Un modèle économique original

Le modèle économique de l'école est particulièrement intéressant. Les deux années d'études y sont gratuites, ce qui est exceptionnel aux États-Unis, mais les heureux élus s'engagent à reverser 17% de leur salaire des trois premières années à l'École (soit en tout l'équivalent de six mois de salaire). On peut supposer que l'étudiant qui a bénéficié de la formation peut obtenir un salaire supérieur d'au moins 20% à ce à quoi il pouvait prétendre avant celle-ci, de sorte que son investissement financier se limite aux 18 mois passés sans salaire (le cycle de deux ans inclut à mi-parcours une période de stage rémunéré de six mois).

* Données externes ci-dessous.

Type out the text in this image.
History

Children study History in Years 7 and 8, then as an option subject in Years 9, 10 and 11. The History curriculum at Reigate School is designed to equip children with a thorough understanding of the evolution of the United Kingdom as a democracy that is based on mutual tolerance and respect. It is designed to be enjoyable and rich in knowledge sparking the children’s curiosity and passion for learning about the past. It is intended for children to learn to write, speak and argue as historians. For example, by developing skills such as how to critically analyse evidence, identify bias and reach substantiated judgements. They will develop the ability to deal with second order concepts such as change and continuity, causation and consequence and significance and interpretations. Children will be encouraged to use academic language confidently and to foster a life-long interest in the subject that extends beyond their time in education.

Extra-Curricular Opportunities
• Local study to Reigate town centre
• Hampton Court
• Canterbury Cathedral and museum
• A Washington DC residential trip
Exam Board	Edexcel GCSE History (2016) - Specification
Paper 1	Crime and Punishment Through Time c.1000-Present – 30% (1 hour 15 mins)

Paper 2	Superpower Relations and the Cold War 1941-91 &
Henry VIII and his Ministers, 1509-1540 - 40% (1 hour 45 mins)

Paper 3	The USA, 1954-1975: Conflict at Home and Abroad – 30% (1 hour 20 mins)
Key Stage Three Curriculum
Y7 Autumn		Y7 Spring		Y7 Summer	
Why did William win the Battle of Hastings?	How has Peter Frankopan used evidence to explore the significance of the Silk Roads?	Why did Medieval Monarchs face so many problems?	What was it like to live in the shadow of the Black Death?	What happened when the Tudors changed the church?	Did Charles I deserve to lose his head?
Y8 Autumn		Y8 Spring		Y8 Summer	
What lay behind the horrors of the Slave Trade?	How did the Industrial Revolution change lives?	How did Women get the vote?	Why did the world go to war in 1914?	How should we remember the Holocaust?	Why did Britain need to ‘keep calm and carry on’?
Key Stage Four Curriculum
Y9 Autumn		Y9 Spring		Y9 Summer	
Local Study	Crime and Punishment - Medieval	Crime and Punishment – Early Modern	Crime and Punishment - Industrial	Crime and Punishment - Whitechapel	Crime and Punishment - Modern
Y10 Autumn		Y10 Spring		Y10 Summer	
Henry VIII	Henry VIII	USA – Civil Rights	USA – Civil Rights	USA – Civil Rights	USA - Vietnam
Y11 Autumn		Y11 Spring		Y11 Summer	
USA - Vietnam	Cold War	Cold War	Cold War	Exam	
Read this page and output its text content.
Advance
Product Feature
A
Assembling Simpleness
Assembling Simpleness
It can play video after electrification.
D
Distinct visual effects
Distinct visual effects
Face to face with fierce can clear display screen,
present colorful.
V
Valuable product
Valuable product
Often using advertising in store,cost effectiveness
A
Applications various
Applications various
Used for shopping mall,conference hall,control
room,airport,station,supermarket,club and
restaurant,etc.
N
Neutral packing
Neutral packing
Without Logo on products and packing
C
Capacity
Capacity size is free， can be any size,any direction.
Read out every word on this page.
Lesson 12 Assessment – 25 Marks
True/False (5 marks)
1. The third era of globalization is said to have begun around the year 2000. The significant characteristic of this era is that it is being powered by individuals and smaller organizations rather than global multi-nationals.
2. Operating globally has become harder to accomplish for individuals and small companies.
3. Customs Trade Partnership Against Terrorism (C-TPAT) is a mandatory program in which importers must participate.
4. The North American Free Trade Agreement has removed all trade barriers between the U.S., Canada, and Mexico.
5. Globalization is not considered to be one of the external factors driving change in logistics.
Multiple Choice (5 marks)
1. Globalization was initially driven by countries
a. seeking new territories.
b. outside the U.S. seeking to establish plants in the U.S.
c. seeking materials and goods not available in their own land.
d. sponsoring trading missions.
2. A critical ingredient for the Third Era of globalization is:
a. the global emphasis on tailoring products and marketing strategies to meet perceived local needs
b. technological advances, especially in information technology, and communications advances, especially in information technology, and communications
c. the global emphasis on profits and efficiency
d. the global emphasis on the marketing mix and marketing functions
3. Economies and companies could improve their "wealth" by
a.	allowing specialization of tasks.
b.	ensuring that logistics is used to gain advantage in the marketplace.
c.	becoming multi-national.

L'école est-elle viable avec cette rémunération ? C'est apparemment ce que pensent les investisseurs privés qui ont apporté le capital nécessaire à son ouverture, dont certains sont des venture-capitalistes de la ville, obligés de procurer un bon rendement aux souscripteurs de leur fonds. C'est aussi ce que pensent plusieurs enseignants, dont certains gourous technologiques de la Silicon Valley, qui interviennent bénévolement mais sont actionnaires de l'école.

Le financement par l'impôt de l'enseignement est donc antiredistributif, puisque les classes les plus favorisées profitent le plus de la gratuité des études.

Une piste pour la France ?

La France est un des pays les plus inégalitaires sur le plan de l'éducation : un enfant d'enseignant à dix fois plus de chances de faire des études supérieures qu'un enfant de chômeur. Le financement par l'impôt de l'enseignement est donc antiredistributif, puisque les classes les plus favorisées profitent le plus de la gratuité des études.

Au sommet du système, les filières sélectives, malgré leurs efforts pour recruter sur les seuls mérites, concentrent les enfants favorisés beaucoup mieux préparés que les autres à leur concours d'entrée.

Remettre en cause la quasi-gratuité des études supérieures serait sans doute contre-productif. On pourrait cependant imaginer un dispositif de remboursement a posteriori de la différence de coût des filières sélectives, voire des études au-delà de la licence par ceux qui en bénéficient.